Les législations touchant les renseignements personnels existent depuis longtemps au Québec et au Canada, ajoute-t-il. Elles touchent le secteur public depuis 1984, et le secteur privé, depuis 1994. « Ces lois sont assez sévères, assez complexes et il faut les considérer avant toute prise de décision », précise M. Doray.

Loïc Berdnikoff, associé chez Lavery, rappelle que la définition de ce qu’est un renseignement personnel est très large et couvre une très grande variété de données que l’assureur peut recueillir. « Est un renseignement personnel toute information qui concerne une personne physique et qui permet de l’identifier, peu importe la forme du support. »

Il ne s’agit pas que du dossier physique du client, poursuit-il. L’information peut être colligée manuellement ou dactylographiée, compilée sur des photocopies, des photos, des vidéos, des enregistrements, etc.

En janvier 2014, le commissaire fédéral à la protection de la vie privée a traité de la notion de publicité comportementale. Une plainte a été faite au commissaire fédéral à la vie privée par un client qui a reçu des offres pour des appareils médicaux après avoir fait des recherches sur ce thème par l’entremise de Google. Le commissaire a recommandé à Google de s’assurer « qu’aucune catégorie d’intérêt de nature délicate ne soit utilisée pour la diffusion de publicités, à moins que le consentement explicite des utilisateurs concernés n’ait été obtenu ».

Selon M. Berdnikoff une trentaine d’entreprises ont vécu des brèches informatiques livrant des renseignements personnels touchant plus de 30 000 individus. Ces brèches ne sont pas toujours reliées à des pirates informatiques, elles peuvent aussi découler de la perte ou du vol d’un ordinateur personnel.

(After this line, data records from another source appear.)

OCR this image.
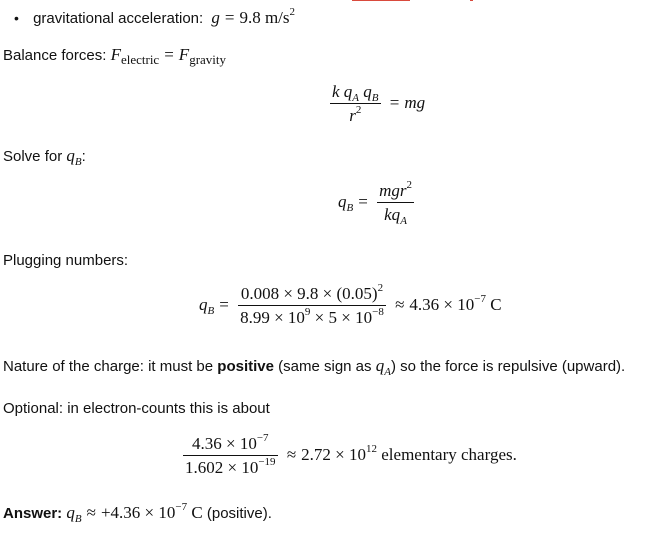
• gravitational acceleration: g = 9.8 $m/s^2$
Balance forces: $F_{electric} = F_{gravity}$
$\frac{k q_A q_B}{r^2}$ = mg
Solve for $q_B$:
$q_B = \frac{mgr^2}{kq_A}$
Plugging numbers:
$q_B = \frac{0.008 \times 9.8 \times (0.05)^2}{8.99 \times 10^9 \times 5 \times 10^{-8}} \approx 4.36 \times 10^{-7}$ C
Nature of the charge: it must be positive (same sign as $q_A$) so the force is repulsive (upward).
Optional: in electron-counts this is about
$\frac{4.36 \times 10^{-7}}{1.602 \times 10^{-19}} \approx 2.72 \times 10^{12}$ elementary charges.
Answer: $q_B \approx +4.36 \times 10^{-7}$ C (positive).
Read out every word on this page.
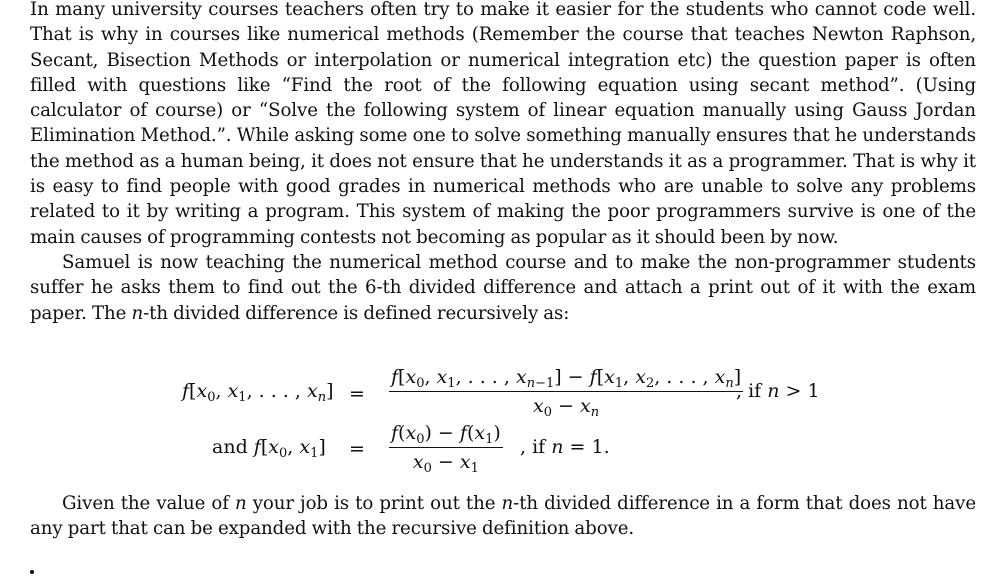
In many university courses teachers often try to make it easier for the students who cannot code well. That is why in courses like numerical methods (Remember the course that teaches Newton Raphson, Secant, Bisection Methods or interpolation or numerical integration etc) the question paper is often filled with questions like “Find the root of the following equation using secant method”. (Using calculator of course) or “Solve the following system of linear equation manually using Gauss Jordan Elimination Method.”. While asking some one to solve something manually ensures that he understands the method as a human being, it does not ensure that he understands it as a programmer. That is why it is easy to find people with good grades in numerical methods who are unable to solve any problems related to it by writing a program. This system of making the poor programmers survive is one of the main causes of programming contests not becoming as popular as it should been by now.

Samuel is now teaching the numerical method course and to make the non-programmer students suffer he asks them to find out the 6-th divided difference and attach a print out of it with the exam paper. The n-th divided difference is defined recursively as:

$f[x_0$, $x_1$, . . . , $x_n] = \frac{f[x_0, x_1, . . . , x_{n-1}] - f[x_1, x_2, . . . , x_n]}{x_0 - x_n}$
, if n > 1
and $f[x_0$, $x_1] = \frac{f(x_0) - f(x_1)}{x_0 - x_1}$ , if n = 1.

Given the value of n your job is to print out the n-th divided difference in a form that does not have any part that can be expanded with the recursive definition above.
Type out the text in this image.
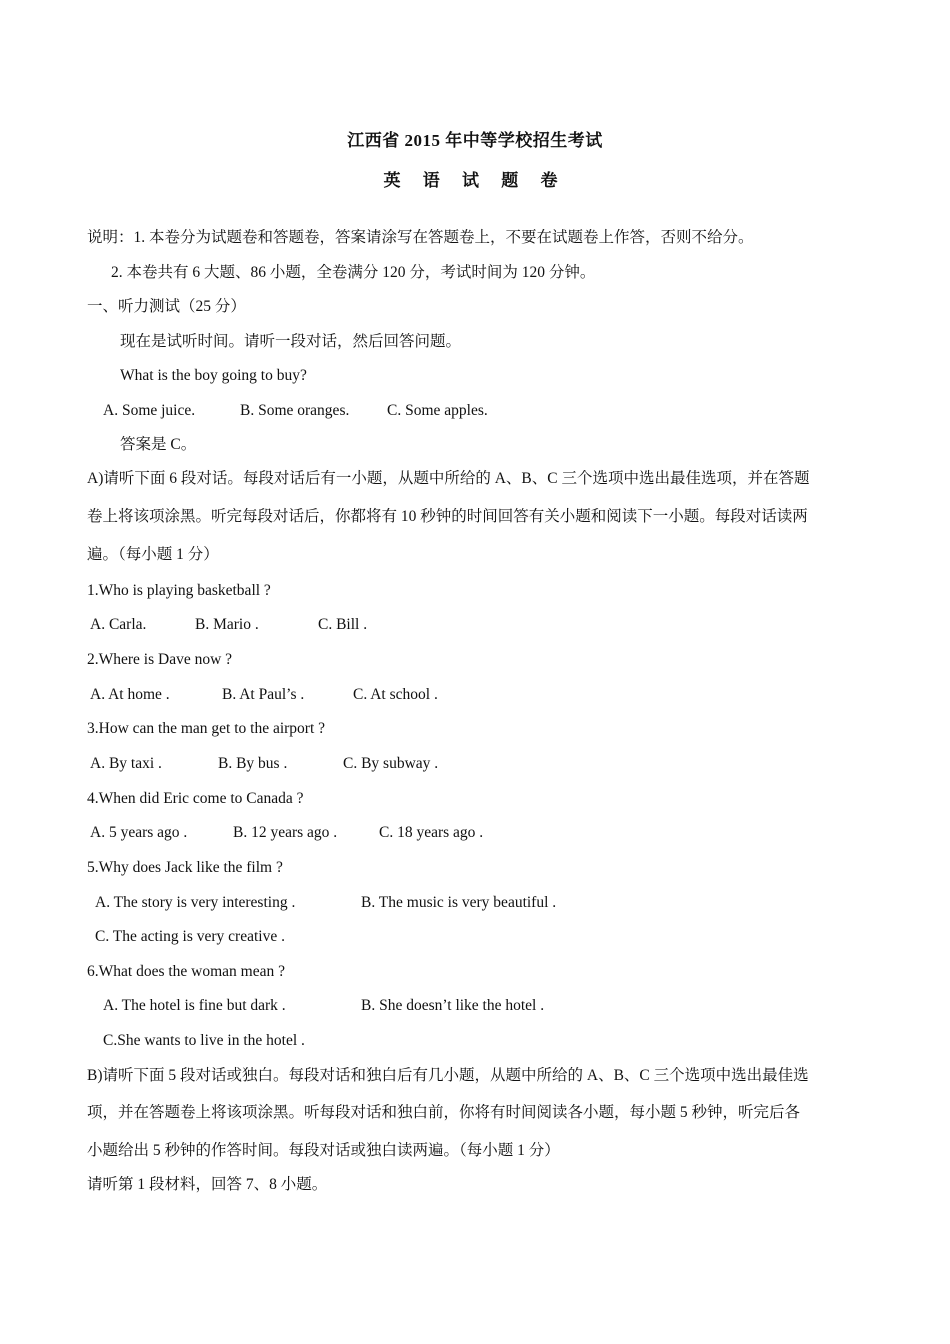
江西省 2015 年中等学校招生考试
英 语 试 题 卷
说明：1. 本卷分为试题卷和答题卷，答案请涂写在答题卷上，不要在试题卷上作答，否则不给分。
2. 本卷共有 6 大题、86 小题，全卷满分 120 分，考试时间为 120 分钟。
一、听力测试（25 分）
现在是试听时间。请听一段对话，然后回答问题。
What is the boy going to buy?
A. Some juice.	B. Some oranges. C. Some apples.
答案是 C。
A)请听下面 6 段对话。每段对话后有一小题，从题中所给的 A、B、C 三个选项中选出最佳选项，并在答题
卷上将该项涂黑。听完每段对话后，你都将有 10 秒钟的时间回答有关小题和阅读下一小题。每段对话读两
遍。（每小题 1 分）
1.Who is playing basketball ?
A. Carla.	B. Mario .	C. Bill .
2.Where is Dave now ?
A. At home .	B. At Paul’s .	C. At school .
3.How can the man get to the airport ?
A. By taxi .	B. By bus .	C. By subway .
4.When did Eric come to Canada ?
A. 5 years ago .	B. 12 years ago .	C. 18 years ago .
5.Why does Jack like the film ?
A. The story is very interesting .	B. The music is very beautiful .
C. The acting is very creative .
6.What does the woman mean ?
A. The hotel is fine but dark .	B. She doesn’t like the hotel .
C.She wants to live in the hotel .
B)请听下面 5 段对话或独白。每段对话和独白后有几小题，从题中所给的 A、B、C 三个选项中选出最佳选
项，并在答题卷上将该项涂黑。听每段对话和独白前，你将有时间阅读各小题，每小题 5 秒钟，听完后各
小题给出 5 秒钟的作答时间。每段对话或独白读两遍。（每小题 1 分）
请听第 1 段材料，回答 7、8 小题。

M. Doray insiste sur la notion de consentement, qui est au cœur des législations tant provinciale que fédérale. Le consentement doit être manifeste, libre et éclairé, et le client a le droit de changer d’idée. Le consentement peut être explicite ou tacite, oral ou écrit, selon les circonstances. On doit le prévoir dans le contrat offert au client, afin de ne pas avoir à l’obtenir par la suite.

Le client doit consentir à cette collecte de renseignements et leur communication à d’autres services de l’entreprise. « Dans le cas du système “pay as you drive” comme celui d’Ajusto, le client sait dès le départ que les données recueillies serviront uniquement à documenter son comportement derrière le volant. Cette information ne sera utilisée que pour réduire la prime », dit-il. Voilà un excellent exemple de la capacité d’utiliser la veille économique, poursuit-il, où l’on adapte les produits et services en fonction des besoins des clients, sans provoquer leur défiance, tout en respectant les lois applicables.

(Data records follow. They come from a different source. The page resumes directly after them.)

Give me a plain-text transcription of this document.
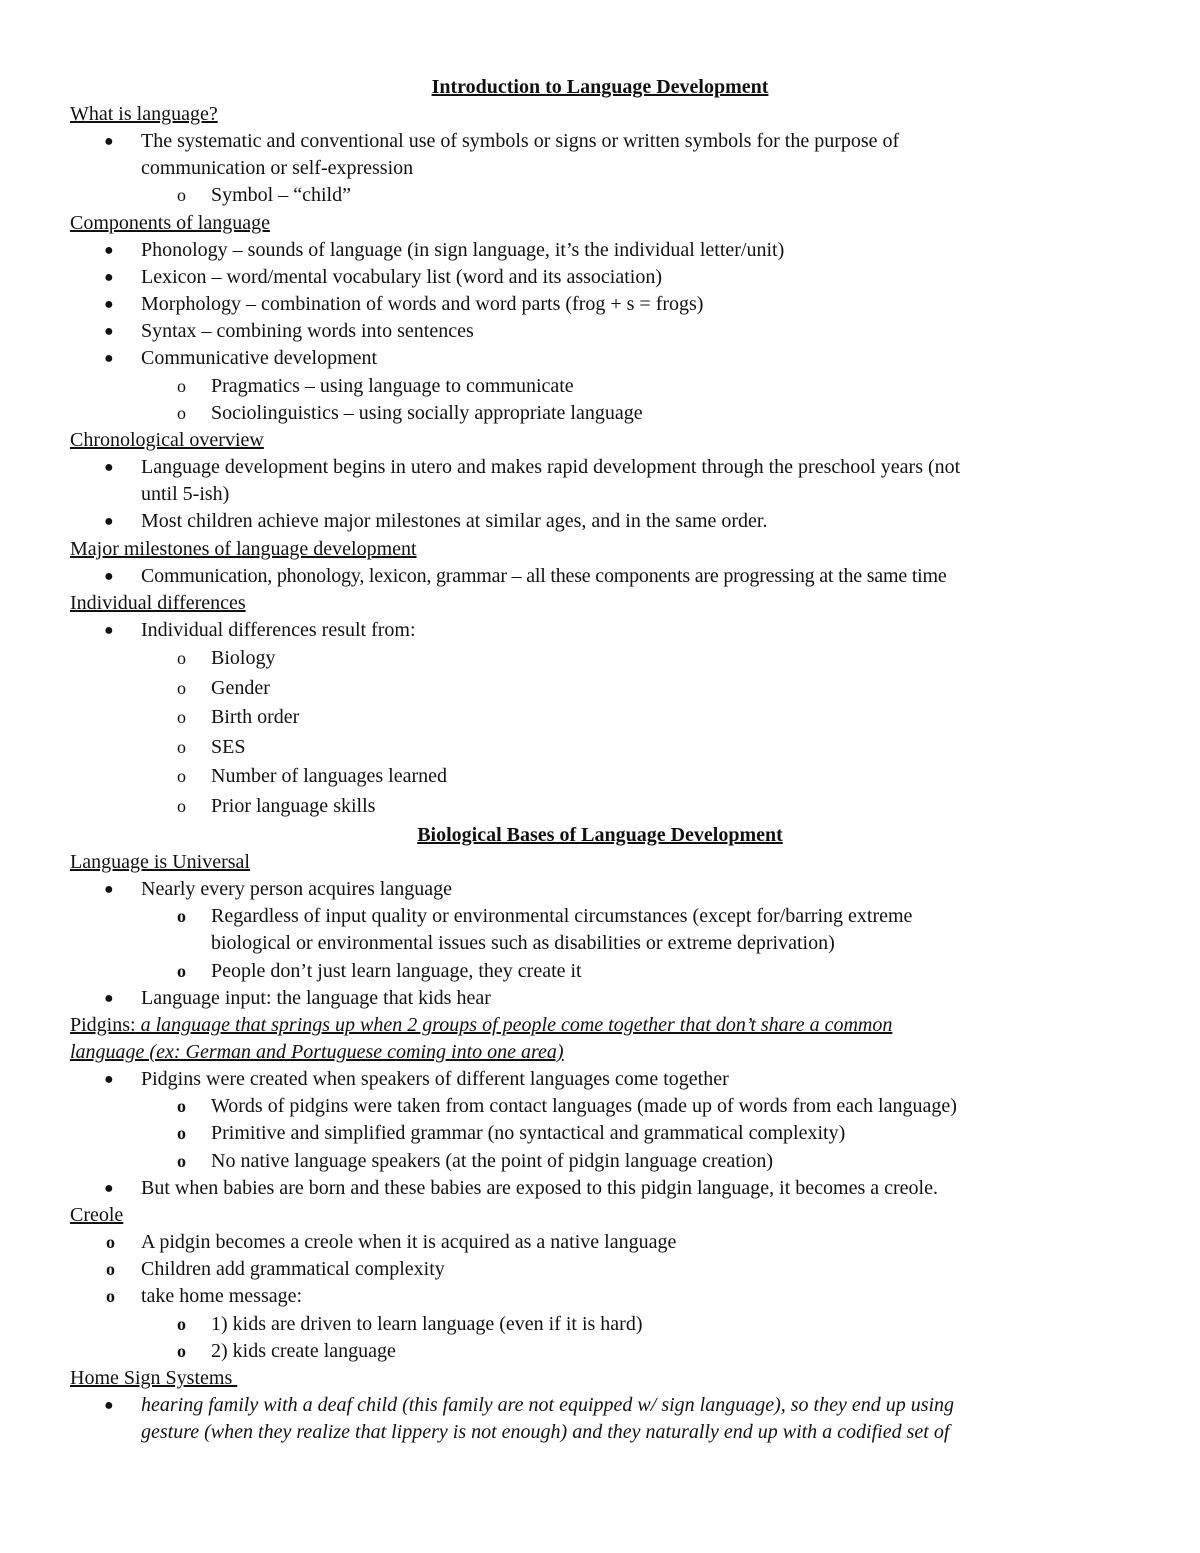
Introduction to Language Development
What is language?
● The systematic and conventional use of symbols or signs or written symbols for the purpose of
communication or self-expression
o Symbol – “child”
Components of language
● Phonology – sounds of language (in sign language, it’s the individual letter/unit)
● Lexicon – word/mental vocabulary list (word and its association)
● Morphology – combination of words and word parts (frog + s = frogs)
● Syntax – combining words into sentences
● Communicative development
o Pragmatics – using language to communicate
o Sociolinguistics – using socially appropriate language
Chronological overview
● Language development begins in utero and makes rapid development through the preschool years (not
until 5-ish)
● Most children achieve major milestones at similar ages, and in the same order.
Major milestones of language development
● Communication, phonology, lexicon, grammar – all these components are progressing at the same time
Individual differences
● Individual differences result from:
o Biology
o Gender
o Birth order
o SES
o Number of languages learned
o Prior language skills
Biological Bases of Language Development
Language is Universal
● Nearly every person acquires language
o Regardless of input quality or environmental circumstances (except for/barring extreme
biological or environmental issues such as disabilities or extreme deprivation)
o People don’t just learn language, they create it
● Language input: the language that kids hear
Pidgins: a language that springs up when 2 groups of people come together that don’t share a common
language (ex: German and Portuguese coming into one area)
● Pidgins were created when speakers of different languages come together
o Words of pidgins were taken from contact languages (made up of words from each language)
o Primitive and simplified grammar (no syntactical and grammatical complexity)
o No native language speakers (at the point of pidgin language creation)
● But when babies are born and these babies are exposed to this pidgin language, it becomes a creole.
Creole
o A pidgin becomes a creole when it is acquired as a native language
o Children add grammatical complexity
o take home message:
o 1) kids are driven to learn language (even if it is hard)
o 2) kids create language
Home Sign Systems
● hearing family with a deaf child (this family are not equipped w/ sign language), so they end up using
gesture (when they realize that lippery is not enough) and they naturally end up with a codified set of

La loi provinciale ajoute une contrainte supplémentaire, soit l’obligation de ne collecter que les renseignements qui sont nécessaires. Même si le client donne son consentement, la collecte de renseignements non nécessaires est proscrite, précise M. Doray.

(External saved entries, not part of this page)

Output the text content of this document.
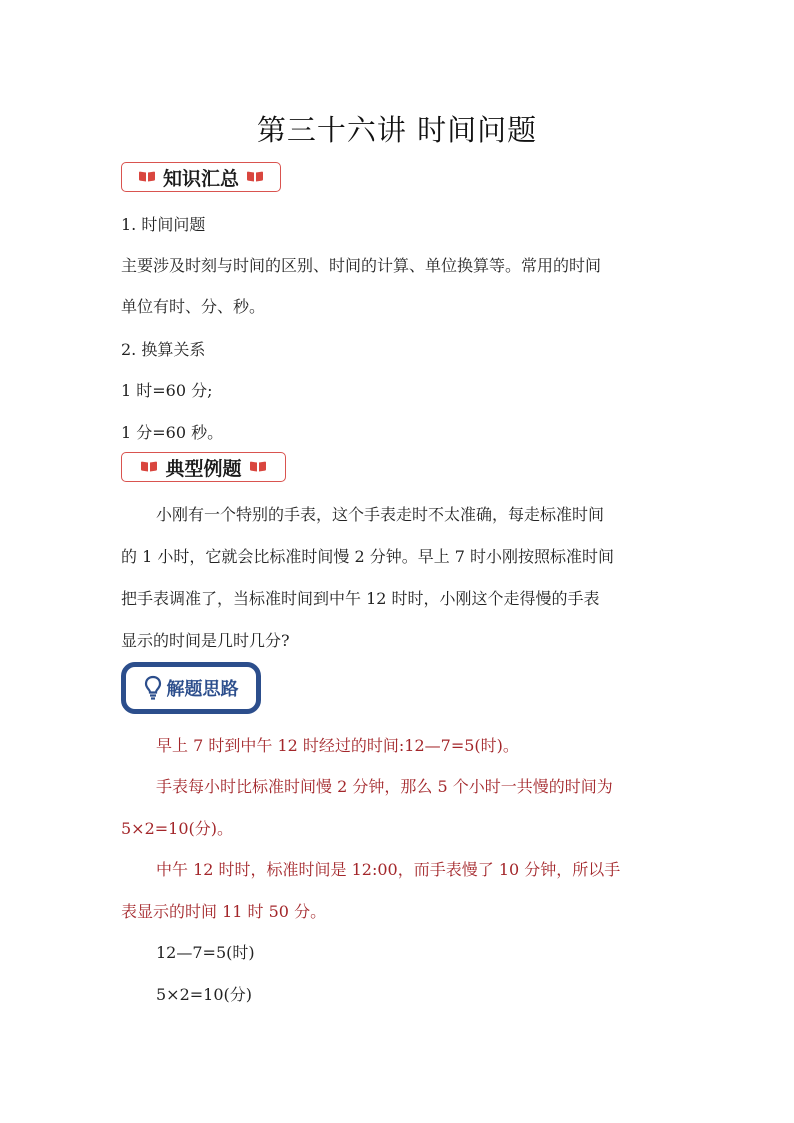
第三十六讲 时间问题
知识汇总
1. 时间问题
主要涉及时刻与时间的区别、时间的计算、单位换算等。常用的时间
单位有时、分、秒。
2. 换算关系
1 时=60 分;
1 分=60 秒。
典型例题
小刚有一个特别的手表，这个手表走时不太准确，每走标准时间
的 1 小时，它就会比标准时间慢 2 分钟。早上 7 时小刚按照标准时间
把手表调准了，当标准时间到中午 12 时时，小刚这个走得慢的手表
显示的时间是几时几分?
解题思路
早上 7 时到中午 12 时经过的时间:12—7=5(时)。
手表每小时比标准时间慢 2 分钟，那么 5 个小时一共慢的时间为
5×2=10(分)。
中午 12 时时，标准时间是 12:00，而手表慢了 10 分钟，所以手
表显示的时间 11 时 50 分。
12—7=5(时)
5×2=10(分)
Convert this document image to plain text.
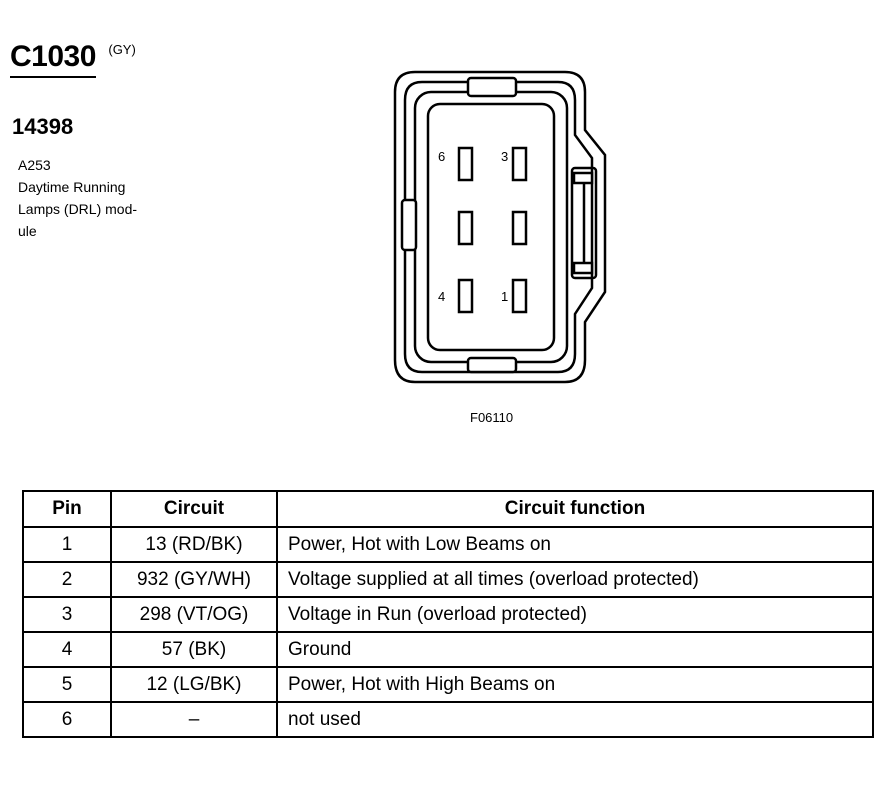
C1030 $^{(GY)}$
14398
A253
Daytime Running
Lamps (DRL) mod-
ule
6	3
4	1
F06110
Pin	Circuit	Circuit function
1	13 (RD/BK)	Power, Hot with Low Beams on
2	932 (GY/WH)	Voltage supplied at all times (overload protected)
3	298 (VT/OG)	Voltage in Run (overload protected)
4	57 (BK)	Ground
5	12 (LG/BK)	Power, Hot with High Beams on
6	–	not used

Les entreprises sont tenues de protéger les renseignements personnels. « Vous ne pouvez pas plaider la désuétude des équipements, vous avez l’obligation active de vous mettre à jour. La décision du commissaire fédéral concernant l’affaire TJX-Winners est explicite en cette matière », ajoute M. Doray. TJX, propriétaire des détaillants Winners et HomeSense, a payé cher les suites d’un recours collectif. Des données financières de cartes de crédit de 45 millions de clients avaient été l’objet d’une fuite informatique en 2005-2006.

Chez l’assureur Penncorp, au Québec, on a mené une filature et le guet d’un assuré pour le recouvrement d’une indemnité. « La cour d’appel a accordé 7 500 $ en dommages moraux, mais 125 000 $ en dommages punitifs à l’entreprise, pour un seul cas », note M. Berdnikoff. Les recours collectifs offrent généralement des indemnités moindres, mais chaque dollar à payer, s’il est multiplié par plusieurs millions d’utilisateurs, peut représenter un lourd montant.